The development and pilot of the University Mental Health Charter is supported by start-up funding of £100k from the UPP Foundation and £145k from the Office for Students, in partnership with leading higher education organisations. We are grateful to the University of Derby, Glasgow Caledonian University and Hartpury University and for volunteering to help us create an Award Scheme that will shape a future in which everyone in higher education can thrive.
Rosie Tressler OBE, CEO of Student Minds said: “We are thrilled to be partnering with three universities that have shown clear motivation and commitment to making mental health a university-wide priority and look forward to working with them to shape the Charter Award Scheme. Currently, universities are working hard to respond to the immediate needs of staff and students in light of the Covid-19 pandemic but as the situation develops, it is vital that the wellbeing of our university communities is a top priority. The Charter Award Scheme aims to give universities the space they need to reflect and grow, as well as celebrate where they have overcome challenges and helped their communities to thrive.”
Professor Kathryn Mitchell DL, Vice Chancellor of the University of Derby said: “We are delighted to be supporting the implementation of the University Mental Health Charter and to be the first university to pilot the scheme. The mental health of our university communities has never been more important. The Coronavirus pandemic has demonstrated just how important it is to have a whole university approach to supporting students and staff embedded through everything that we do. Participating in the pilot has already produced new learning and activity and we are keen to learn more from the next phase. At Derby, we are proud of our reputation for providing excellent support to our students and staff and for the work we do with the sector, to improve the mental health of all of our communities.
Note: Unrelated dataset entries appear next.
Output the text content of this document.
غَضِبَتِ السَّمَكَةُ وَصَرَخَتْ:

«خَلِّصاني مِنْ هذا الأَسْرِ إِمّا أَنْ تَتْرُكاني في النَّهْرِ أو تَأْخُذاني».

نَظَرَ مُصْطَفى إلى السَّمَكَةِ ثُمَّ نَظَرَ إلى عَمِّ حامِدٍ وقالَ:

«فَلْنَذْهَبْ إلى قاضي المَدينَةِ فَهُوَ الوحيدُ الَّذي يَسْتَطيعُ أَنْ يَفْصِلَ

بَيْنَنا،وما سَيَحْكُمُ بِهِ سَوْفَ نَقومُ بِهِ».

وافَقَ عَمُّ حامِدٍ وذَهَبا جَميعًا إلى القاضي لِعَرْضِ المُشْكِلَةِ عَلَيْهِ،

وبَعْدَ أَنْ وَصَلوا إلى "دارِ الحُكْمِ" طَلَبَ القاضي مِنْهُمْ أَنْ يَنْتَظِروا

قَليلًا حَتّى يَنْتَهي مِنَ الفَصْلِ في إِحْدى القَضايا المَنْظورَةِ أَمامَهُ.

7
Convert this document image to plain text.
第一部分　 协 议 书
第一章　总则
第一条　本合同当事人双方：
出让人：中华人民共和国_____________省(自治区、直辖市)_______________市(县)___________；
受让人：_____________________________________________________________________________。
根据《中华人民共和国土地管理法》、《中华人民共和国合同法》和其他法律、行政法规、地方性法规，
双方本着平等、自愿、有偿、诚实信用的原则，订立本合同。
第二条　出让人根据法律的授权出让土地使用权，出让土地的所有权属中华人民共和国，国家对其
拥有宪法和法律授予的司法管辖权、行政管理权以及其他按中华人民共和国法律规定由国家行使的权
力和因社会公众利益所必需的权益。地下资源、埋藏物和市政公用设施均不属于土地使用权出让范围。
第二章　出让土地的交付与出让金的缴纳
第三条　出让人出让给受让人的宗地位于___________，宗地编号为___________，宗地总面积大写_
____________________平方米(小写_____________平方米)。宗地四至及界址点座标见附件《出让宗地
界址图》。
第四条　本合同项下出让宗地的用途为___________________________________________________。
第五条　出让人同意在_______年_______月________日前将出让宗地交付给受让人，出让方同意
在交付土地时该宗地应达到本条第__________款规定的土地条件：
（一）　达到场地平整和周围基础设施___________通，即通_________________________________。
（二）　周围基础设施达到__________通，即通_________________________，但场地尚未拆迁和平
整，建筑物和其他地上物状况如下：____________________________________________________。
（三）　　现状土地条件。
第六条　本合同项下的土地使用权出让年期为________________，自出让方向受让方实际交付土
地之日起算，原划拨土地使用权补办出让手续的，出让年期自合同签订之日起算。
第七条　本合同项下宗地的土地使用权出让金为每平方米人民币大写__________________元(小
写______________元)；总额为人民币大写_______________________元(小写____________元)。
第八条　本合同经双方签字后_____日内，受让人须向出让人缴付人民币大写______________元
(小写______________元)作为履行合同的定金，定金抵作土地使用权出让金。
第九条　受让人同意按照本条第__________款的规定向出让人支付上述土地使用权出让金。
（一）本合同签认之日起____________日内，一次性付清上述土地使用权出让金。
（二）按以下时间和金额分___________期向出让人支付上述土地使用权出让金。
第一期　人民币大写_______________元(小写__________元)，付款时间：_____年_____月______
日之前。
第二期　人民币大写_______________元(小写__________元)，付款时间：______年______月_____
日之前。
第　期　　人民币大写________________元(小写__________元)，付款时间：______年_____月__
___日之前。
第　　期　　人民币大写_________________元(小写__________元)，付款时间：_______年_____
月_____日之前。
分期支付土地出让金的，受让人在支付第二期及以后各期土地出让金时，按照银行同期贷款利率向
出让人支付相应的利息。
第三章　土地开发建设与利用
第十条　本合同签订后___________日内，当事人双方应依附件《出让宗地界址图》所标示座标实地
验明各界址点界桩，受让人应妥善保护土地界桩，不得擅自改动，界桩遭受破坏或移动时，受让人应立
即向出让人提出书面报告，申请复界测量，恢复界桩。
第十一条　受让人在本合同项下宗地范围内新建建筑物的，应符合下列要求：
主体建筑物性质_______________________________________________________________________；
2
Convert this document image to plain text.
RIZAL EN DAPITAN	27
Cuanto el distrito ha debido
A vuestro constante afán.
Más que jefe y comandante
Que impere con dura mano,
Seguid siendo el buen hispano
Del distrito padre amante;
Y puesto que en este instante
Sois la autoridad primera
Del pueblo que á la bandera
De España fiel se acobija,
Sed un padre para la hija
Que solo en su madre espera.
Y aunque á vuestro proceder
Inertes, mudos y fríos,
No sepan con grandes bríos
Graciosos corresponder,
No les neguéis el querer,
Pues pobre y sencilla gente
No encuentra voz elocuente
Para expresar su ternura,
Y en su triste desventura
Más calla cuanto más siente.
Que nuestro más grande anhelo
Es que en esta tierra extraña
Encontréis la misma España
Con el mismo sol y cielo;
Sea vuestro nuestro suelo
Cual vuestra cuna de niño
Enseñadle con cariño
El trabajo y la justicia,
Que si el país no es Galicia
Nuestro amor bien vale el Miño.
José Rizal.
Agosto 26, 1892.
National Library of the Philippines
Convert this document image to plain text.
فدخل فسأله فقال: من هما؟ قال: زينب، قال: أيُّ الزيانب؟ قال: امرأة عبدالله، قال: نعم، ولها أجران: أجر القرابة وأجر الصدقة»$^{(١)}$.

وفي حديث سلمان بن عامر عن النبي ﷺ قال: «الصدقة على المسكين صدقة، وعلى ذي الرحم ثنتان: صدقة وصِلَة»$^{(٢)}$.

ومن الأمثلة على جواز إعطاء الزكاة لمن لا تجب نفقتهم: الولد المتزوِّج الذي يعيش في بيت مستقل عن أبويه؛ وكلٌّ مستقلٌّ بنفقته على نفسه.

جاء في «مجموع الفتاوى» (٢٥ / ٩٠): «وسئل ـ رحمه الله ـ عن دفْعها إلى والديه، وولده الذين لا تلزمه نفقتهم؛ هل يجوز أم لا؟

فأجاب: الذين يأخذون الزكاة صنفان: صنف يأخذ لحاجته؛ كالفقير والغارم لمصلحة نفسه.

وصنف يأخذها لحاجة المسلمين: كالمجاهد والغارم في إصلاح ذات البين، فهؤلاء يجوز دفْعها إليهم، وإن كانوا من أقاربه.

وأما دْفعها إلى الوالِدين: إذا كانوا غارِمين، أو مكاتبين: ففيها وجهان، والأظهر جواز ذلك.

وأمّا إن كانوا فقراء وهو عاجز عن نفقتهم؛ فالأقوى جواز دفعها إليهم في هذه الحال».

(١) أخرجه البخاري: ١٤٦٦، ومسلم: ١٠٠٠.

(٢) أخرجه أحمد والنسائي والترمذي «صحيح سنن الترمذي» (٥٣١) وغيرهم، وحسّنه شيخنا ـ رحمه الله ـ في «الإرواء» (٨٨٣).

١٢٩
Supporting the development and implementation of the Charter is a key part of this, and we look forward to applying to the full scheme when it opens.”
Principal Pamela Gillies CBE FRSE, Principal and Vice Chancellor of Glasgow Caledonian University said: “Our University is delighted and honoured that our pioneering and holistic approach to caring for the health and wellbeing of our students and staff has been recognised by Student Minds. We look forward to sharing some of our own best practice and learning from Student Minds and some of the other best universities across the UK as we work together to help create a supportive future for all students."
Lesley Worsfold, Vice-Principal Resources at Hartpury University, said: “We’re honoured to have been chosen by Student Minds to pilot its University Mental Health Charter Award Scheme. Our Mental Health Strategy aims to create an informed community that recognises good mental health alongside good physical health and wellbeing, as an important requirement for successful learning and a positive student experience. Mental health, wellbeing and resilience are embedded within our strategic priorities, to facilitate a whole-institution approach that is supported by passionate senior leaders. The Mental Health and Resilience Steering Group constantly drives innovative ways of ensuring that all staff and students are engaged with this agenda. A member of the senior management team chairs this group, with a membership consisting of a wide range of staff, including college, university, professional services and our Students’ Union ensuring a holistic approach to mental health and wellbeing.”